Even though the Phoenix Suns are trying to turn over a new leaf amid a recent transition to new ownership, and the contract Monty Williams got was a monster/outlier, this situation feeds into the longstanding notion that the franchise is a little cheap. It'll be years before the Suns fully shake that off. Now granted, the move to go all-in for Kevin Durant at the trade deadline was one of the bigger over-course-corrections of all-time, or so it appears. The roster was gutted and future draft capital was sacrificed for a championship-or-bust approach that ended in back-to-back losses in the second round by a combined 41 points.
It's still crazy that the Suns let Monty Williams go in the first place. As if the problematic culture that's plagued the organization for years was somehow his fault. Williams was the guy who helped Phoenix soar up from a scrapheap squad, cultivated the development of Devin Booker into a superstar, and positioned the Suns as legit contenders.
Phoenix won 19 games in 2018-19 after averaging barely over 22-ish wins over the previous three seasons. They were 34-39 the year before Monty arrived. Then, this:
Then...fired? No wonder the Pistons paid Monty that assload of money ($78.5 million over six years), as Greenie covered earlier this week. Talk about program building.
Meanwhile, we have Frank Vogel making his latest stop in the desert. A championship winner who coached the All-Star Game not once, but twice. As much as I dig Vogel and think he's been a convenient fall guy everywhere he's gone, it's hard to see the path for him to where he does a better job than Monty Williams with the Suns as they're currently constructed. I'm talking in terms of bottom-line, win-loss record. But to also be low-balled that hard compared to Monty (RELATIVELY SPEAKING, relax, I know it's many millions of dollars)? Damn.

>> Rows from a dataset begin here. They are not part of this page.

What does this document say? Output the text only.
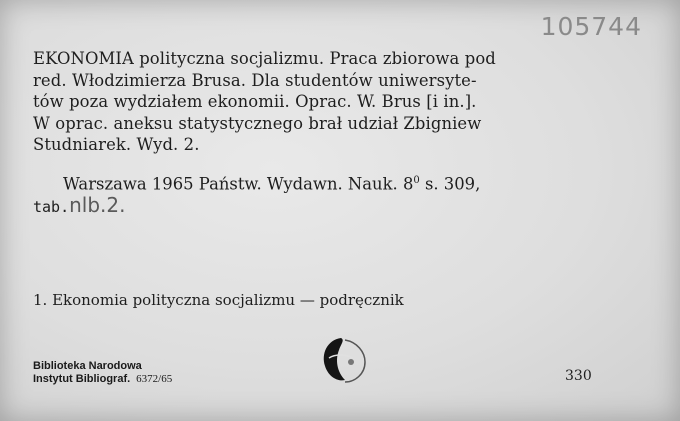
105744
EKONOMIA polityczna socjalizmu. Praca zbiorowa pod
red. Włodzimierza Brusa. Dla studentów uniwersyte-
tów poza wydziałem ekonomii. Oprac. W. Brus [i in.].
W oprac. aneksu statystycznego brał udział Zbigniew
Studniarek. Wyd. 2.
Warszawa 1965 Państw. Wydawn. Nauk. $8^0$ s. 309,
tab.nlb.2.
1. Ekonomia polityczna socjalizmu — podręcznik
Biblioteka Narodowa
Instytut Bibliograf. 6372/65	330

From Vogel's perspective, I get the appeal of directing Booker and KD, not to mention the need to get back on the horse as a head coach. Hitching your wagon to two phenomenal players like them isn't a bad way to go. You do have to wonder, though, how much actual patience there will be for Vogel from Phoenix's brass if he can't deliver an NBA title. How long of a commitment is that six-year contract really? The Suns saw how much dough Monty got. Then they turn around and pay Vogel less than half that. It's a weird vibe. I guess more power to them for doing so?
If I were Vogel in that negotiating room, I'd whip out an old trick from my childhood, show off how fucking talented I was, and tell them, "I WAS ON LETTERMAN, YOU KNOW!!"
For real, how cool is that? Never seen the clip before. OK back to business.
Surely there's a plan to build out Phoenix's depth, which was exposed in the postseason by the eventual West champion Denver Nuggets. Vogel must've also take into account what the hell he wants to do with Chris Paul. Credit CP3 for extending his career as long as he has, but the man refuses not to get injured in the playoffs. Father Time is hitting him a lot harder than his good pal LeBron James, let's put it that way.
As great of a reputation as Monty has dealing with players, too, is there any way Vogel can push the right buttons to get more consistency out of Deandre Ayton? The former No. 1 overall pick hasn't realized his full potential and may never do so without the proper guidance. Again, not laying all the blame on Ayton for that. Hard to thrive in an environment where Robert Sarver was the owner.
Vogel strikes me as someone who has a bit of a chip on his shoulder. Maybe it's because he has a reputation as a defensive guru. Or maybe it's the fact that he's been fired from three different leading jobs. What some may view as a conservative retread hire, though, I actually think the Suns got Vogel at an absolute steal of a bargain. It just feels like he has such a mountainous task ahead to do a superior job to his far better-compensated predecessor.